A 12,000-Year-Old Skeleton in Mexico
The most complete H. sapiens skeleton from over 12,000 years ago was found in Hoyo Negro, an underwater cave on the coast of Mexico's Yucatán Peninsula. The skeleton contains almost all of its bones and carries a completely intact cranium from 13,000 to 12,000 years ago. (The remains also include most of the ribs and the vertebrae, an almost-complete pelvis, and all the bones of both arms and one leg, as well as many hand bones.)
What Is the Largest Human Skeleton Ever Found?

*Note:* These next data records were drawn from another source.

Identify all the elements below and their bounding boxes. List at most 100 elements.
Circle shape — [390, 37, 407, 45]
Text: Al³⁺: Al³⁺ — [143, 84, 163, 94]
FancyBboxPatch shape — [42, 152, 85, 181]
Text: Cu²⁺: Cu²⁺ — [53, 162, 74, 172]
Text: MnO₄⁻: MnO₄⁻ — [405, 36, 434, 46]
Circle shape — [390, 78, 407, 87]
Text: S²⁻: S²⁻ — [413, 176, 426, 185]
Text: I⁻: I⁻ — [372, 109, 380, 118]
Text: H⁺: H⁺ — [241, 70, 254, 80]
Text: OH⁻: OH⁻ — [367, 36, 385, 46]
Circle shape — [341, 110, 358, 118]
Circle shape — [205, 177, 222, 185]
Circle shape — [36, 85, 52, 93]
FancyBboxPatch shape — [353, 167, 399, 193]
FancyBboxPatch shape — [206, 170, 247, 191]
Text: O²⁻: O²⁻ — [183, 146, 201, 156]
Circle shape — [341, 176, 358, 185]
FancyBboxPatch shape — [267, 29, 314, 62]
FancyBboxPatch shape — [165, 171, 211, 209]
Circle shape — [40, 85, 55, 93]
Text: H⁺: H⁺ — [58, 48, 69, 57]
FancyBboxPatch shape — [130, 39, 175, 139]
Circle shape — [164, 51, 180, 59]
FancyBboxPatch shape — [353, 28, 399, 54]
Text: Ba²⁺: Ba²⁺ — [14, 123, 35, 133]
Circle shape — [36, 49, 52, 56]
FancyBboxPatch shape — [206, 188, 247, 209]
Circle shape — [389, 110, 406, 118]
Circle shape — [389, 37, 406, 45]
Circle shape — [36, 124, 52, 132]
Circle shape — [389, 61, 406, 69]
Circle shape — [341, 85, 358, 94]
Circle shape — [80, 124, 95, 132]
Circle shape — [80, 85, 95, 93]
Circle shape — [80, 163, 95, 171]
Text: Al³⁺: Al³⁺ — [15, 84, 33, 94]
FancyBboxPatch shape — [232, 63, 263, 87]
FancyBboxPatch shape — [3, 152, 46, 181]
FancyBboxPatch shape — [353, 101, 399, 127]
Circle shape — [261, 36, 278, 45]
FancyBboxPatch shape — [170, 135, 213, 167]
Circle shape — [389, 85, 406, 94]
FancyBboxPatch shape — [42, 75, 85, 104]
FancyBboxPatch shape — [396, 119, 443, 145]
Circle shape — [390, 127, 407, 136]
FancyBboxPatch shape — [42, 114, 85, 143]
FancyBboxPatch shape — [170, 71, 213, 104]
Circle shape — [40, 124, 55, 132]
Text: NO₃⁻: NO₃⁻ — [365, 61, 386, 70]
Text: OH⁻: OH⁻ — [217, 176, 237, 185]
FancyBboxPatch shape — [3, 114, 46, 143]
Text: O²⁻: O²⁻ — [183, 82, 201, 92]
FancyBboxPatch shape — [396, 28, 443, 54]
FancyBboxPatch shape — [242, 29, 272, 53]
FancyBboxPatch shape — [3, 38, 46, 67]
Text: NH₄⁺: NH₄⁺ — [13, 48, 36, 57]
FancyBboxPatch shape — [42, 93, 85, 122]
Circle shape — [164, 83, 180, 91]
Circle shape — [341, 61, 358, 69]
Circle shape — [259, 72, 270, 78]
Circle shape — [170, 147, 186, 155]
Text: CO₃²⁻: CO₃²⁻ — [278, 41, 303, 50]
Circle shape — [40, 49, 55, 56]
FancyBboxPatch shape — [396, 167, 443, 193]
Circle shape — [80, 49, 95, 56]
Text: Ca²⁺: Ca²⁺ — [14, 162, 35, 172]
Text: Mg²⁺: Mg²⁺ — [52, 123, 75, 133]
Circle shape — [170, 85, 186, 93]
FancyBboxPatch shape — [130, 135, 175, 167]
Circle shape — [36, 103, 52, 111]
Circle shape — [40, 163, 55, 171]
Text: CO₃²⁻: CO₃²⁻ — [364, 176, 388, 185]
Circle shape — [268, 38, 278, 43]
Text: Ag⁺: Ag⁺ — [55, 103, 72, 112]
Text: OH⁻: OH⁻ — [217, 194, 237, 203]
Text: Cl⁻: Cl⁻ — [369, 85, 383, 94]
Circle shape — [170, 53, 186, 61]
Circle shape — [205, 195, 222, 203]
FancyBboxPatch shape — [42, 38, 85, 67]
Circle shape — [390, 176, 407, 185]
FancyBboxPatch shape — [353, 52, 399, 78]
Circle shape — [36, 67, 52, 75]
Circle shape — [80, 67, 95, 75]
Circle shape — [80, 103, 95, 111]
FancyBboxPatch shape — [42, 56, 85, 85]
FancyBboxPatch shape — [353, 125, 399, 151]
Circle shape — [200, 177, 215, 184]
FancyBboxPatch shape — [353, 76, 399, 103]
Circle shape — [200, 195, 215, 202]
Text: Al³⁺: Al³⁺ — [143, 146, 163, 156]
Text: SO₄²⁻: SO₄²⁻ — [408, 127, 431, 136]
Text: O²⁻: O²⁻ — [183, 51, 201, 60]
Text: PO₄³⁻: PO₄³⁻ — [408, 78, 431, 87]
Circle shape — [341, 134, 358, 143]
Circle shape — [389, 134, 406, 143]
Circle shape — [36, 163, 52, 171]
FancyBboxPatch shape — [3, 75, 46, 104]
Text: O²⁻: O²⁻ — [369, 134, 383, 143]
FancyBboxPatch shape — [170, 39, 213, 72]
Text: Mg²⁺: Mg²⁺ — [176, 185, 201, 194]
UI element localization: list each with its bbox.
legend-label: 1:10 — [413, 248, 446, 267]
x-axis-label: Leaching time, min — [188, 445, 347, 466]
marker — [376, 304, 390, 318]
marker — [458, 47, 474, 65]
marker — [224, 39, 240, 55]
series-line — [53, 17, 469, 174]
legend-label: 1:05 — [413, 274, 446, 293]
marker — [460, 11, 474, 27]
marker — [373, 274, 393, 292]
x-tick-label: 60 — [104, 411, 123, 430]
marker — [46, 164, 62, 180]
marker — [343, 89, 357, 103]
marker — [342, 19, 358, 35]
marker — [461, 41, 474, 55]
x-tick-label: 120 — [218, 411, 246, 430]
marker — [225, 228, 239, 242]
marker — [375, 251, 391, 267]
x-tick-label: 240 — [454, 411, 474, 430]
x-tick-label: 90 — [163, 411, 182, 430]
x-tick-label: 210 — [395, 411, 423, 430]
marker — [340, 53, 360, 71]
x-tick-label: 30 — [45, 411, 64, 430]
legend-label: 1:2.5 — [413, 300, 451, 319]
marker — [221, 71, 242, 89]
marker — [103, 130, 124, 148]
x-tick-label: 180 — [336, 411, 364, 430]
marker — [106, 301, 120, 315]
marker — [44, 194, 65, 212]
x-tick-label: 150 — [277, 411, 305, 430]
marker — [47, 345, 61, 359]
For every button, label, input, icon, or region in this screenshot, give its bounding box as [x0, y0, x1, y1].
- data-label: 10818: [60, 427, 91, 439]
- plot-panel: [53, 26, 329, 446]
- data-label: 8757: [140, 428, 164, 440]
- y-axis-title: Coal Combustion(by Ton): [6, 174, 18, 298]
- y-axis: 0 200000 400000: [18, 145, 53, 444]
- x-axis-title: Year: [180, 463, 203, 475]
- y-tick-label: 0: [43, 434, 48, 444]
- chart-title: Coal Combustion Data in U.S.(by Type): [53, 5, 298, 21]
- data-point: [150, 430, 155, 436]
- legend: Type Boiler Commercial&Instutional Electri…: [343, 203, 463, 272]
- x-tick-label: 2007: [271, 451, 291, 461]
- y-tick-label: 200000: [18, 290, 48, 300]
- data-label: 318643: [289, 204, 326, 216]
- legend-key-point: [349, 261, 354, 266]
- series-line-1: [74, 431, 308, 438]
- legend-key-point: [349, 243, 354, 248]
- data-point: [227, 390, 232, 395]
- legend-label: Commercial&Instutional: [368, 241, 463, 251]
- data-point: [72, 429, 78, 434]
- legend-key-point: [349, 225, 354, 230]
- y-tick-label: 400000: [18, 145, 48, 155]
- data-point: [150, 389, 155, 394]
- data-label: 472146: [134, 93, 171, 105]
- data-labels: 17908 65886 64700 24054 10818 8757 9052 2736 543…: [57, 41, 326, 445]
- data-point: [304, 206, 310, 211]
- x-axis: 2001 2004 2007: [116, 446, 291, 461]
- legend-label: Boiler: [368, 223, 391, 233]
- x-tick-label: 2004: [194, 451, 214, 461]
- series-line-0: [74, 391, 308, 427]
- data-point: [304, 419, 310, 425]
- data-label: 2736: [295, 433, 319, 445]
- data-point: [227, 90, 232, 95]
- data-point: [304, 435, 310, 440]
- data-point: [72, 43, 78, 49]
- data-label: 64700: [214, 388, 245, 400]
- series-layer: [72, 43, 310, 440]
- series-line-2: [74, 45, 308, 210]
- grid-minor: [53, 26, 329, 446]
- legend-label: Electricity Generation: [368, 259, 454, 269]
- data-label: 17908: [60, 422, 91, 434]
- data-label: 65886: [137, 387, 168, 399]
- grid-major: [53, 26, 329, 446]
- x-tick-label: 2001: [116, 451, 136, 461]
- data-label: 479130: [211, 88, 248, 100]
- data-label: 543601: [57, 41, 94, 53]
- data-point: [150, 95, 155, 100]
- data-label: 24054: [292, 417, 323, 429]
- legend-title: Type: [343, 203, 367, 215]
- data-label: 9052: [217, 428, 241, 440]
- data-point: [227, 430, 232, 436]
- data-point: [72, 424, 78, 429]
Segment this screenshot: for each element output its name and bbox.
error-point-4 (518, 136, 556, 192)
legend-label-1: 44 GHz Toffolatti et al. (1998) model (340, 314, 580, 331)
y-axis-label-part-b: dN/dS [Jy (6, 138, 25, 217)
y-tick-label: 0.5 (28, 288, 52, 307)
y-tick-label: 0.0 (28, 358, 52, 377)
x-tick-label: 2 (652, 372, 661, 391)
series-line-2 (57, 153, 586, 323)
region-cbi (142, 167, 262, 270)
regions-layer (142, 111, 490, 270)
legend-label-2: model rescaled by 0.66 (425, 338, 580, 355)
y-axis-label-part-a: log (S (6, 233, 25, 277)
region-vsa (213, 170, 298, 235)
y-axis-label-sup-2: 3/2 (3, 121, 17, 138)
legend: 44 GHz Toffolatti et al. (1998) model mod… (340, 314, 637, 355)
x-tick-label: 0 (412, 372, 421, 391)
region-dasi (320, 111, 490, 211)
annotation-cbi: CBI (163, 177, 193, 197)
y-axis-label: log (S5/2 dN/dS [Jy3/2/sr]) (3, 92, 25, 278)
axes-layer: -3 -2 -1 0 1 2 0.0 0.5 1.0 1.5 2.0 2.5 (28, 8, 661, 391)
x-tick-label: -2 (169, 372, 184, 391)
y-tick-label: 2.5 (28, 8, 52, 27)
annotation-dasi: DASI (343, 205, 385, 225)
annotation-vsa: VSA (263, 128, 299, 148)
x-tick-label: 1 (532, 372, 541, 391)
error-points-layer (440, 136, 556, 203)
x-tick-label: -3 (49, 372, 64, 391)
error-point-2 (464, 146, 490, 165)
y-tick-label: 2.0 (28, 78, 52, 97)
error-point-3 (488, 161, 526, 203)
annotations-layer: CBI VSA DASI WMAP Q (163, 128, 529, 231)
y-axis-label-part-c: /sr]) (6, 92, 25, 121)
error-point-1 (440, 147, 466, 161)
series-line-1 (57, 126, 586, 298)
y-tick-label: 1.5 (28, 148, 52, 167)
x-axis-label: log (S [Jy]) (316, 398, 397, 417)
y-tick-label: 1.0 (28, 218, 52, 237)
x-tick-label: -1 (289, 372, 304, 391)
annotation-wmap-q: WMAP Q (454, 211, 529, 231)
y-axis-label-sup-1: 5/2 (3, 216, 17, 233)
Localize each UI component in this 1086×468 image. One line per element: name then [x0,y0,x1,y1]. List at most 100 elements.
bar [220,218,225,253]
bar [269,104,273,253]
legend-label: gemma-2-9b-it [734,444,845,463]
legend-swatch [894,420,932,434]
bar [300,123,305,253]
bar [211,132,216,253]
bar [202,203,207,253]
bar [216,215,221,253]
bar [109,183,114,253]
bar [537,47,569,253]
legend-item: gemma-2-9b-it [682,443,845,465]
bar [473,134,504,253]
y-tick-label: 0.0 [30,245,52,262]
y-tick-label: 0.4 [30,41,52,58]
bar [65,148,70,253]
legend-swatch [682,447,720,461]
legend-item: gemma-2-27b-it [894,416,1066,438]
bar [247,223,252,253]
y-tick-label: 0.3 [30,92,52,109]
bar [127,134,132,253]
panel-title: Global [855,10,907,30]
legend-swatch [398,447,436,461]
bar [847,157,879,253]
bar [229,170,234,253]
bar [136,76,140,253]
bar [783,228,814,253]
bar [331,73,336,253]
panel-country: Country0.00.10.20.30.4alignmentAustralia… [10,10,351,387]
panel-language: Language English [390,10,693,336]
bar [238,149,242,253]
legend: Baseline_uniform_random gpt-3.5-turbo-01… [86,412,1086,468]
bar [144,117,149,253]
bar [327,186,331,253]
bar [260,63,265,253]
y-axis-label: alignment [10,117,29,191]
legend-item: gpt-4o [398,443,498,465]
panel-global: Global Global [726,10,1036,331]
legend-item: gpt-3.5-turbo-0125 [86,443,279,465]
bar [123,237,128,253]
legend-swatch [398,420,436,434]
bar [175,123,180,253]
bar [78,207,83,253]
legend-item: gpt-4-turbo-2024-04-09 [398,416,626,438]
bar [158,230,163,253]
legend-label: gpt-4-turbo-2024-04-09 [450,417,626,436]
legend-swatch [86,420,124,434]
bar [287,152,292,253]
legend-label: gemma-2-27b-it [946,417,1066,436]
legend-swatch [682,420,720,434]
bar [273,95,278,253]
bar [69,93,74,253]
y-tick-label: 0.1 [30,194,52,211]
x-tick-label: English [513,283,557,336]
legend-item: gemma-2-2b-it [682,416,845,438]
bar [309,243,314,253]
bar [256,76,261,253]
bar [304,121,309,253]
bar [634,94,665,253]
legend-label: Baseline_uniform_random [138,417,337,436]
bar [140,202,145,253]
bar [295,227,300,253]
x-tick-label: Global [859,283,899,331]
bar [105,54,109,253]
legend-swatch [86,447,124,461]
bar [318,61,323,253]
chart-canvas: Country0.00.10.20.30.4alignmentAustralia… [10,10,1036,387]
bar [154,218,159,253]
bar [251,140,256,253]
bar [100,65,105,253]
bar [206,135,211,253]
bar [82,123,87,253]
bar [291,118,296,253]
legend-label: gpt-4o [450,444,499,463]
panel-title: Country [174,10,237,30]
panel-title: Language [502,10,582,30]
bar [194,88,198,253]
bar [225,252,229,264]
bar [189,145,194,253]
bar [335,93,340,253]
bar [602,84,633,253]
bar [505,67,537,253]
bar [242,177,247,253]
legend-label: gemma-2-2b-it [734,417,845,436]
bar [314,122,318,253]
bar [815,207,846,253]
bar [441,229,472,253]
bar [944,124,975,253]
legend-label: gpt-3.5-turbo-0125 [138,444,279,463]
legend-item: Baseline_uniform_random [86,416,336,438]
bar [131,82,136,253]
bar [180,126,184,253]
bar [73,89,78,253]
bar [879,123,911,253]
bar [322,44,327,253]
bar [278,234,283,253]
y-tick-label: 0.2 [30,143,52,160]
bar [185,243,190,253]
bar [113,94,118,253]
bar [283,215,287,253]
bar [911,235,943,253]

Since the time of these ancient skeletons, H. sapiens skeletons have undergone slight shifts. The shape of the skull is rounder, and the size of the skull cavity is smaller. In the past 10,000 years, our skeletons have also become shorter and smaller, though this trend has started to reverse in the last couple of centuries, as the average height of the human skeleton has, again, started to increase.
In fact, the tallest skeleton in human history was associated with a man from approximately 100 years ago. Born in Alton, Illinois, in 1918, Robert Wadlow was the tallest indisputably H. sapiens individual and thus had the tallest indisputably H. sapiens skeleton, standing at a height of 8 feet, 11 inches.
While his bones were special, helping him shoot above his peers (and his parents) by the time he was 8 years old, they acted largely like any other bones, providing his body with the structure and support to survive.